A Recorrente advoga erro de julgamento, porquanto foi, erradamente, valorada a prova testemunhal, e a mesma conjugada com a prova documental é insuficiente para efeitos de assunção da dedutibilidade dos custos.

Com efeito, e no concreto domínio da prova documental atesta que a mesma deveria assentar, outrossim, em prova anterior à celebração dos contratos, sendo insuficientes, para o efeito, as mensagens de correio eletrónico constantes no probatório e no respeitante à prova de que a comissão de 6% da faturação da Recorrida seria um pagamento normal e não exagerado, a mesma teria de atestar, de forma inequívoca, que este valor dizia respeito a comissões pela obtenção de negócios.

Adensa, para o efeito, que a prova que se impunha era que a sociedade agente havia efetuado trabalhos cuja relevância justificassem os montantes que lhe foram pagos.

Dissente a Recorrida, propugnando pela manutenção da decisão recorrida, na medida em que estão demonstrados os requisitos para se concretizar a sua dedutibilidade fiscal.

Com efeito, atesta que a Recorrida demonstrou a efetividade dos serviços prestados pela sociedade visada, mediante a apresentação dos contratos, faturas e documentos equivalentes, passados em formal legal, e bem assim pela produção de prova testemunhal que resultou idónea e isenta, que atestou que a efetiva prestação de serviços de intermediação pela Sociedade G………. foi essencial para que fosse adjudicada à Recorrida a prestação de serviços aeronáuticos pelo Estado do K…….., sendo que, sem essa intermediação, esses negócios não se teriam realizado.

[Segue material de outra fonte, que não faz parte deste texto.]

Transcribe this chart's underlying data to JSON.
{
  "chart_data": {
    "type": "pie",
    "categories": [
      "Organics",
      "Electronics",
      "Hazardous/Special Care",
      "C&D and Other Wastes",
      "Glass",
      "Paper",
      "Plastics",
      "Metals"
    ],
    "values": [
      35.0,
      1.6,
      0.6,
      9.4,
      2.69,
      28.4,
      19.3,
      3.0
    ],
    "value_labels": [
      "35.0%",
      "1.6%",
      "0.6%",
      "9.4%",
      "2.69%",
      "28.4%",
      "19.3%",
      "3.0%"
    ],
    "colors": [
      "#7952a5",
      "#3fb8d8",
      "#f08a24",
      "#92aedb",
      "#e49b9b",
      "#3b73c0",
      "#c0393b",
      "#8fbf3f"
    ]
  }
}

Concluindo, outrossim, que nenhum erro pode ser apontado quanto à interpretação das comissões pagas pela Recorrida as quais não assumem caráter anormal nem representam um montante exagerado, considerando os contextos comerciais em que foram convencionadas e pagas.

Vejamos, então.

Comecemos por convocar a fundamentação em que se esteou a procedência da visada correção.

A decisão recorrida após traçar o devido enquadramento jurídico da questão estabelece a concreta ponderação da prova produzida e mediante cotejo da prova documental com a prova testemunhal conclui que a mesma foi suficiente para demonstrar a efetividade dos serviços subjacentes à fatura emitida pela sociedade G……… na medida em que resultou provado que “[d]esde 2003 e abrangendo o exercício em análise, a atuação da impugnante e no K….. foi intermediada pela G……….., que funcionou como agente entre a impugnante e o Estado do K……., designadamente em termos de negociação e angariação de contratos, abrangendo todas as diligências tendentes a tais resultados finais (efetivação de contactos, marcação de reuniões, apoio nas próprias reuniões, orientação em termos de definição de contactos a fazer e das próprias regras sociais a seguir). Não assume aqui a relevância que é retirada pela FP o facto de a impugnante não ter apresentado o elemento mencionado na cláusula 15 do contrato celebrado com o M…….. do Estado do K…., porquanto não se trata de qualquer formalidade ad substanciam, sendo que, como já mencionado, a demais prova produzida foi esclarecedora em termos de intervenção da G………….”

No atinente à prova de que a realidade de facto se atém nas condições normais de mercado, é sublinhado que “[q]uanto à prova de a comissão de 6% em causa não ser exagerada ou anormal, da prova documental produzida já decorria que no caso dos autos a comissão não apresentava, prima facie, um caráter anormal ou exagerado.”

Concluindo, assim, que “trata-se de uma comissão de 6% que, de per si, não se revela como tal. Acresce, por outro lado, que da própria prova produzida decorreu que esta percentagem praticada se encontrava dentro dos limites normalmente exigidos no mercado pelos agentes, pelo que, também nesta parte, a impugnante logrou demonstrar o que lhe competia.”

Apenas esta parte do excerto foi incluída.